3 Crystal Skulls — Indiana Jones and the Kingdom of the Crystal Skull
Okay, we all know how bad Indiana Jones and the Kingdom of the Crystal Skull was. Coming out nearly 20 years after a movie as great as The Last Crusade, Kingdom of the Crystal Skull had big shoes to fill both as a movie and with its MacGuffin, as the Holy Grail is one of the best and most iconic MacGuffins to make it onto the big screen. Unfortunately, the Crystal Skulls don’t even come close to the same level of impact as the Holy Grail, and the Indiana Jones franchise went from one of the best MacGuffins to one of the absolute worst. Regardless of everything else wrong with this movie, the Crystal Skulls don’t even make sense half the time with what they do or the kinds of powers they can grant. This MacGuffin would have been better off staying in the writer’s room.

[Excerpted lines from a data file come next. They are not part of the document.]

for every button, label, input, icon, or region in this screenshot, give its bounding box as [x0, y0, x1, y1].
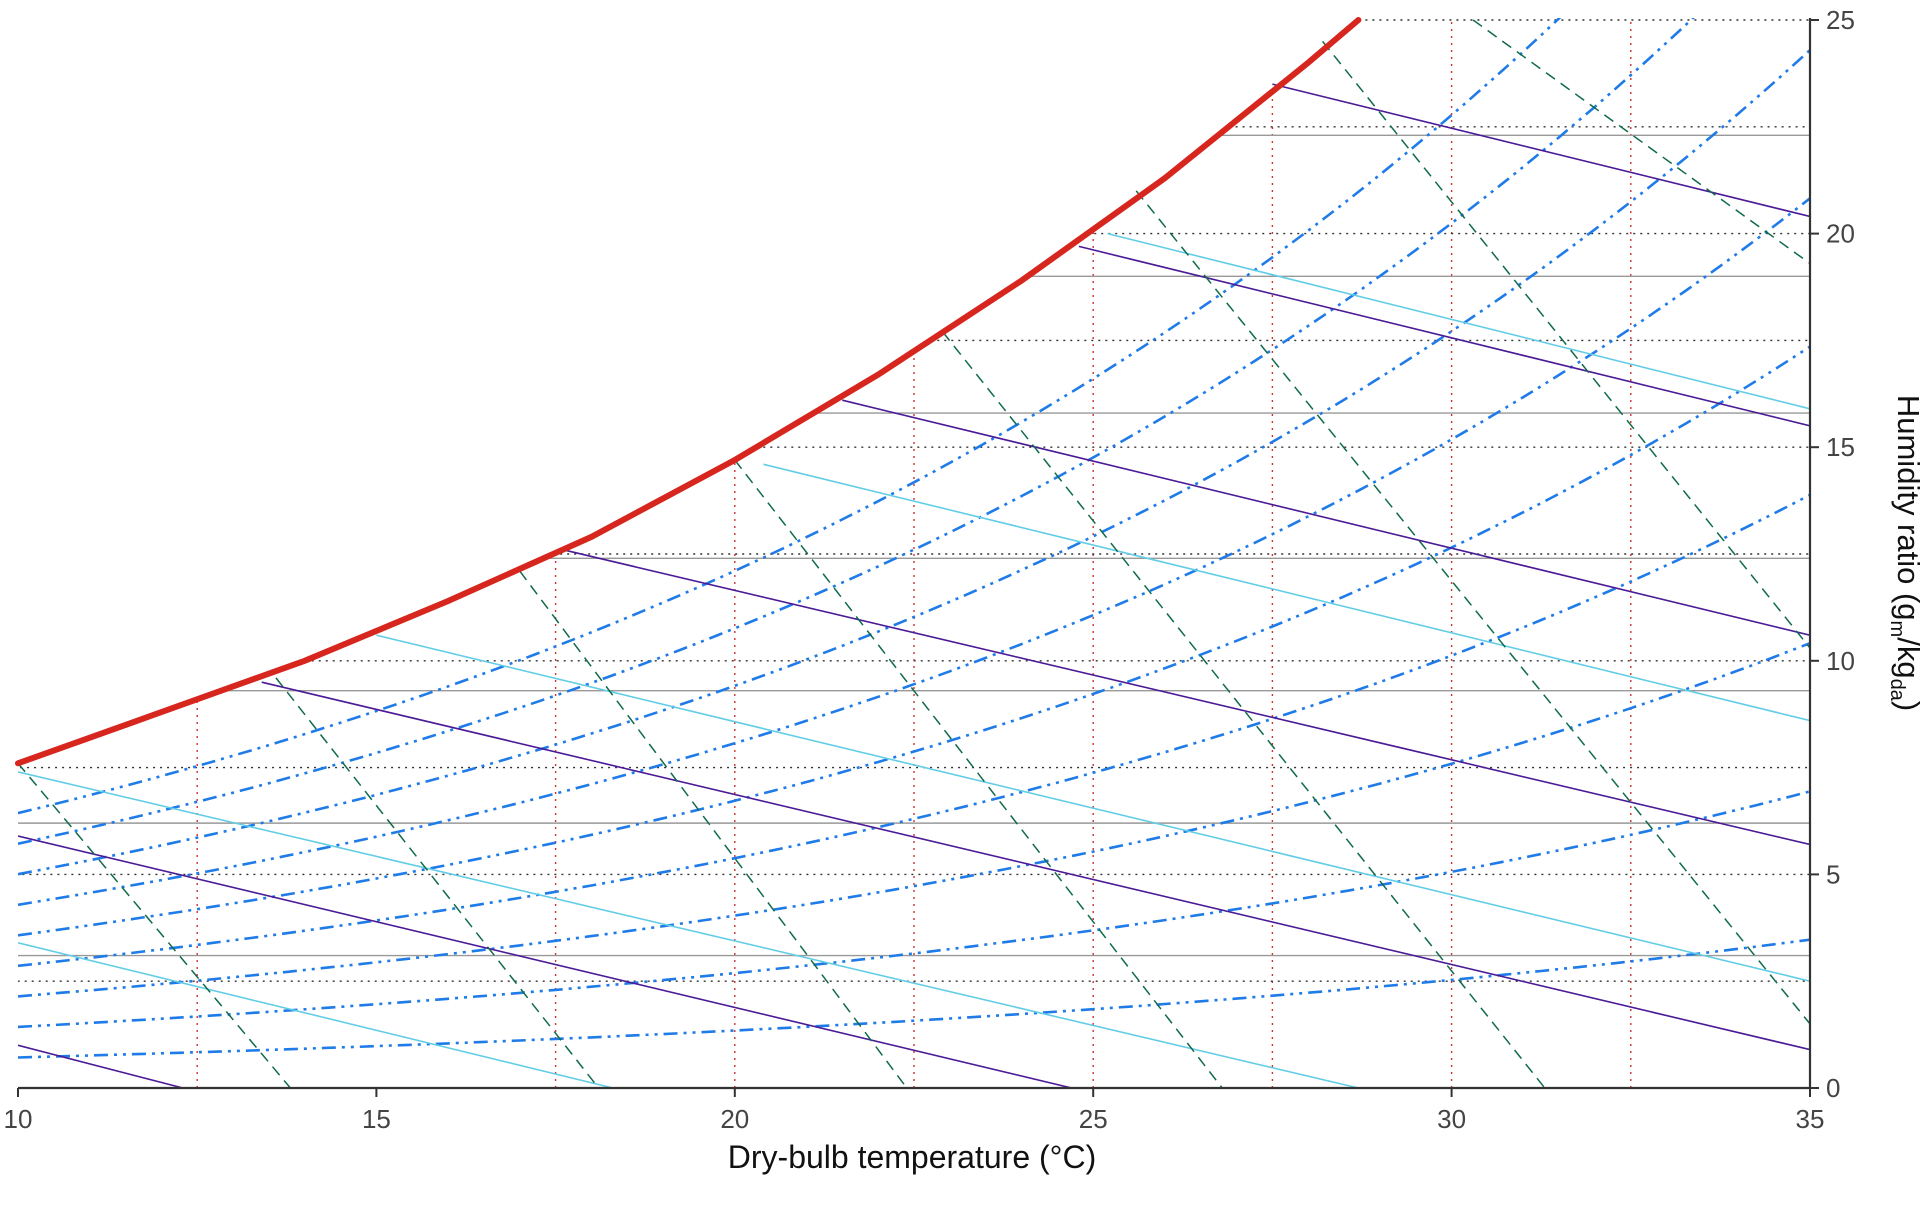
- saturation-layer: [15, 17, 1362, 767]
- wet-bulb-line: [1135, 190, 1810, 1025]
- saturation-curve: [15, 17, 1362, 767]
- x-axis-label: Dry-bulb temperature (°C): [728, 1139, 1096, 1175]
- relative-humidity-curve: [18, 49, 1810, 876]
- wet-bulb-line: [519, 570, 908, 1088]
- y-tick-label: 20: [1826, 219, 1855, 249]
- y-tick-label: 5: [1826, 859, 1840, 889]
- enthalpy-line: [261, 681, 1810, 1051]
- y-tick-label: 15: [1826, 432, 1855, 462]
- y-tick-label: 10: [1826, 646, 1855, 676]
- specific-volume-line: [763, 463, 1810, 722]
- y-axis-label-sub1: m: [1886, 621, 1908, 638]
- relative-humidity-curve: [18, 345, 1810, 937]
- y-tick-label: 0: [1826, 1073, 1840, 1103]
- x-tick-label: 20: [720, 1104, 749, 1134]
- wet-bulb-line: [18, 762, 291, 1088]
- enthalpy-line: [842, 399, 1810, 636]
- y-tick-label: 25: [1826, 5, 1855, 35]
- relative-humidity-curve: [18, 790, 1810, 1029]
- enthalpy-line: [1078, 245, 1810, 427]
- x-tick-label: 35: [1796, 1104, 1825, 1134]
- y-axis-label-mid: /kg: [1891, 637, 1920, 678]
- wet-bulb-line: [1322, 40, 1810, 649]
- specific-volume-line: [18, 942, 614, 1088]
- specific-volume-line: [376, 634, 1810, 982]
- grid-layer: [18, 19, 1810, 1088]
- wet-bulb-line: [734, 459, 1223, 1088]
- x-tick-label: 10: [4, 1104, 33, 1134]
- x-tick-label: 15: [362, 1104, 391, 1134]
- specific-volume-line: [18, 771, 1359, 1088]
- relative-humidity-curve: [18, 197, 1810, 907]
- y-axis-label-main: Humidity ratio (g: [1891, 395, 1920, 621]
- relative-humidity-curve: [18, 18, 1562, 815]
- x-tick-label: 30: [1437, 1104, 1466, 1134]
- specific-volume-line: [1107, 232, 1810, 410]
- y-axis-label-sub2: da: [1886, 679, 1908, 702]
- relative-humidity-curve: [18, 938, 1810, 1059]
- enthalpy-line: [562, 548, 1810, 846]
- wet-bulb-line: [1472, 19, 1810, 265]
- y-axis-label: Humidity ratio (gm/kgda): [1886, 395, 1920, 711]
- x-tick-label: 25: [1079, 1104, 1108, 1134]
- y-axis-label-end: ): [1891, 701, 1920, 711]
- curve-layer: [18, 18, 1810, 1088]
- enthalpy-line: [18, 1044, 184, 1088]
- relative-humidity-curve: [18, 641, 1810, 998]
- axes-layer: 10 15 20 25 30 350 5 10 15 20 25: [4, 5, 1855, 1134]
- relative-humidity-curve: [18, 18, 1695, 845]
- enthalpy-line: [1272, 83, 1810, 218]
- wet-bulb-line: [275, 677, 600, 1088]
- enthalpy-line: [18, 835, 1072, 1088]
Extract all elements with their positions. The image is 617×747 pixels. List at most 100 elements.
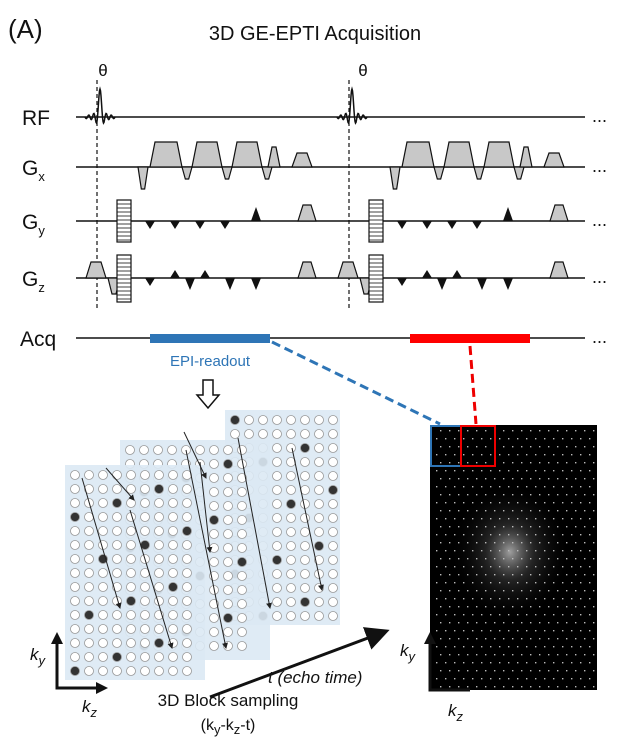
kspace-dot (467, 606, 468, 607)
sample-dot (210, 614, 219, 623)
blip (195, 221, 205, 229)
kspace-dot (485, 606, 486, 607)
sample-dot (210, 558, 219, 567)
kspace-dot (490, 454, 491, 455)
kspace-dot (562, 646, 563, 647)
kspace-dot (481, 518, 482, 519)
sample-dot (301, 556, 310, 565)
sample-dot (315, 584, 324, 593)
kspace-dot (553, 582, 554, 583)
kspace-dot (458, 590, 459, 591)
kspace-dot (526, 630, 527, 631)
sample-dot (85, 639, 94, 648)
kspace-dot (485, 638, 486, 639)
sample-dot (245, 416, 254, 425)
kspace-dot (494, 494, 495, 495)
kspace-dot (445, 566, 446, 567)
kspace-dot (571, 454, 572, 455)
kspace-dot (526, 454, 527, 455)
gradient-lobe (520, 147, 532, 167)
kspace-dot (454, 630, 455, 631)
kspace-dot (436, 534, 437, 535)
kspace-dot (557, 638, 558, 639)
kspace-dot (499, 614, 500, 615)
kspace-dot (589, 454, 590, 455)
sample-dot (71, 527, 80, 536)
kspace-dot (476, 526, 477, 527)
sample-dot (301, 430, 310, 439)
kspace-dot (476, 654, 477, 655)
blip (422, 270, 432, 278)
kspace-dot (467, 542, 468, 543)
kspace-dot (575, 606, 576, 607)
sample-dot (169, 513, 178, 522)
kspace-dot (481, 454, 482, 455)
sample-dot (329, 528, 338, 537)
kspace-dot (530, 510, 531, 511)
kspace-dot (539, 462, 540, 463)
kspace-dot (553, 454, 554, 455)
kspace-dot (580, 470, 581, 471)
kspace-dot (490, 534, 491, 535)
kspace-dot (593, 638, 594, 639)
kspace-dot (575, 558, 576, 559)
kspace-dot (508, 582, 509, 583)
kspace-dot (562, 550, 563, 551)
blip (170, 270, 180, 278)
gradient-lobe (474, 167, 484, 179)
kspace-dot (463, 582, 464, 583)
kspace-dot (571, 438, 572, 439)
acq-window (410, 334, 530, 343)
kspace-dot (436, 598, 437, 599)
kspace-dot (535, 678, 536, 679)
kspace-dot (485, 510, 486, 511)
kspace-dot (476, 686, 477, 687)
kspace-dot (512, 638, 513, 639)
blip (170, 221, 180, 229)
kspace-dot (512, 670, 513, 671)
kspace-dot (530, 430, 531, 431)
kspace-dot (499, 598, 500, 599)
kspace-dot (436, 678, 437, 679)
sample-dot (287, 556, 296, 565)
kspace-dot (458, 638, 459, 639)
sample-dot (155, 485, 164, 494)
sample-dot (231, 416, 240, 425)
kspace-dot (445, 550, 446, 551)
kspace-dot (548, 478, 549, 479)
blip (200, 270, 210, 278)
kspace-dot (526, 550, 527, 551)
sample-dot (99, 499, 108, 508)
sample-dot (329, 486, 338, 495)
kspace-dot (517, 550, 518, 551)
blip (251, 207, 261, 221)
kspace-dot (530, 606, 531, 607)
kspace-dot (449, 686, 450, 687)
kspace-dot (503, 574, 504, 575)
row-label: RF (22, 107, 50, 130)
kspace-dot (562, 678, 563, 679)
kspace-dot (593, 462, 594, 463)
kspace-dot (593, 686, 594, 687)
sample-dot (113, 625, 122, 634)
kspace-dot (508, 550, 509, 551)
kspace-dot (521, 590, 522, 591)
sample-dot (238, 488, 247, 497)
sample-dot (259, 416, 268, 425)
kspace-dot (593, 542, 594, 543)
kspace-dot (562, 438, 563, 439)
kspace-dot (490, 662, 491, 663)
kspace-dot (467, 462, 468, 463)
sample-dot (301, 528, 310, 537)
kspace-dot (566, 574, 567, 575)
gradient-lobe (262, 167, 272, 179)
kspace-dot (517, 614, 518, 615)
sample-dot (183, 597, 192, 606)
kspace-dot (445, 630, 446, 631)
kspace-dot (571, 582, 572, 583)
gradient-lobe (86, 262, 106, 278)
sample-dot (155, 513, 164, 522)
kspace-dot (539, 446, 540, 447)
kspace-dot (476, 542, 477, 543)
kspace-dot (508, 438, 509, 439)
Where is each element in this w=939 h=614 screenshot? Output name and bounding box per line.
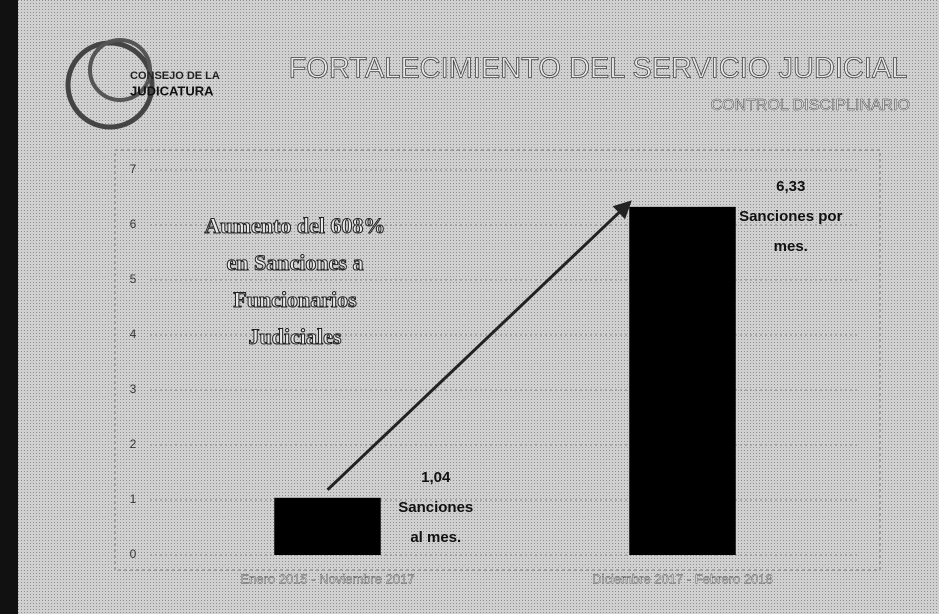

2 Microwave Emitter — Batman Begins
Warner Bros.
Christopher Nolan’s Dark Knight trilogy is widely acclaimed for its grounded take on the Caped Crusader as well as for its various villains throughout each film. Joker, Scarecrow, Two-Face, Bane, Ra’s al Ghul, and more help bring this trilogy to life along with Christian Bale’s incredible performance as Bruce Wayne. While this trilogy is grounded in reality much more than any other Batman adaptation before it, that doesn’t mean it’s without any silly super villain weapons. Specifically, a crazy weapon that serves as the MacGuffin for Batman Begins is the microwave emitter that Ra’s al Ghul and the League of Shadows use to terrorize Gotham City.
The emitter was used to evaporate all of Gotham’s water supply and spread fear throughout the city. But if the emitter evaporates all water, wouldn’t it kill everyone in its vicinity as well? The microwave emitter is a silly footnote in an otherwise excellent series of movies.
1 Mother Boxes — Justice League
Finally, another infamous MacGuffin that was used to push a film’s plot into motion, we have the Mother Boxes from Justice League. Despite the fact that the film claims the Mother Boxes are really dangerous and have the capability to destroy planets, it never really feels like it. They don’t really feel that important at all, and feel like they exist solely to move the plot along. It’s a lazy piece of writing that never really feels truly believable in the film.